A generalization of this singletons approach is useful for much more than just
implementing overloading. The basic idea used here was to encode the desired
metaprogrammatic feature (overloading) as a datatype (NegateMode
) in the base
language (Haskell). Then the metaprogramming itself was simply to take the
specified metaprogrammatic behavior as an extra argument to handle just like a
normal function would (and, sometimes, such as in overloading, the function’s
type may need to depend on this argument’s value).
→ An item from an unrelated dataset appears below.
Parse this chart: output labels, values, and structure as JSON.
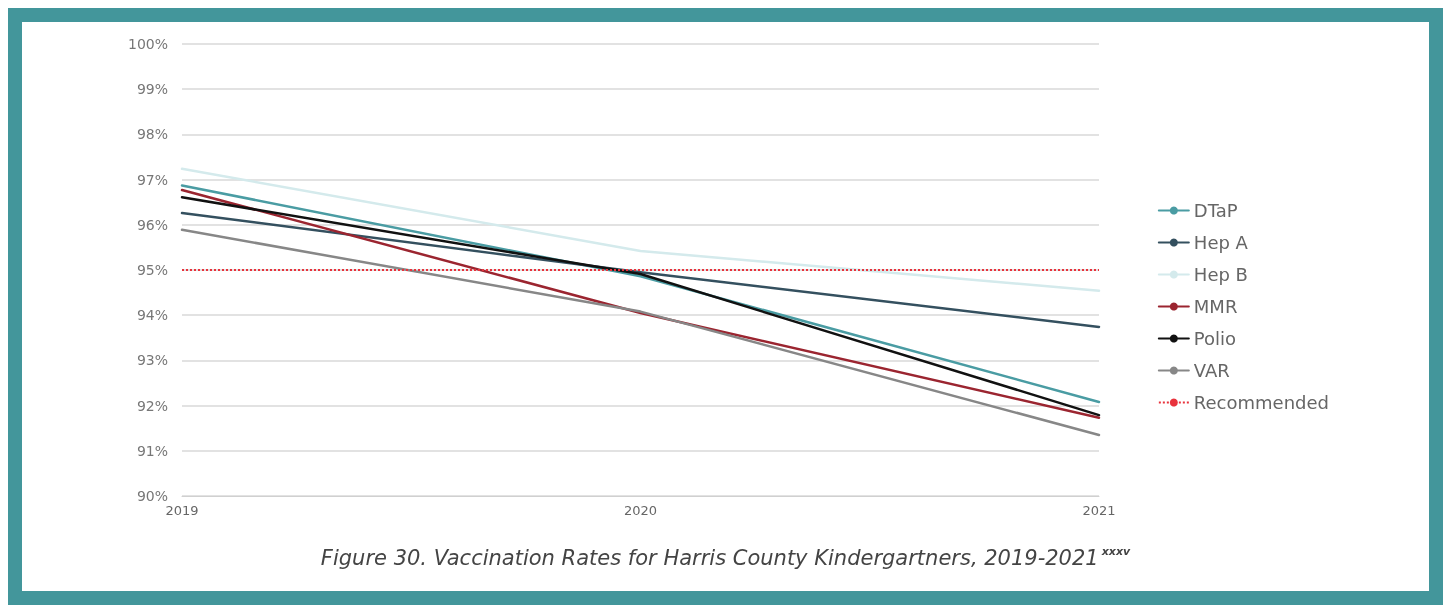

This style of metaprogramming can be called mesaprogramming because, rather than how normal metaprogramming relies on features on top of the base language to handle metaprogrammatic behaviors (as is most explicit in the templates approach, but also present in the typeclass approach if you think of typeclasses as a metaprogrammatic feature on top of the Haskell base language), mesaprogramming defines data embedded in the base language to specify metaprogrammatic behavior and then performs the metaprogrammatic behavior by pattern-matching on this data as an extra argument.
I will write more about mesaprogramming more generally in later posts.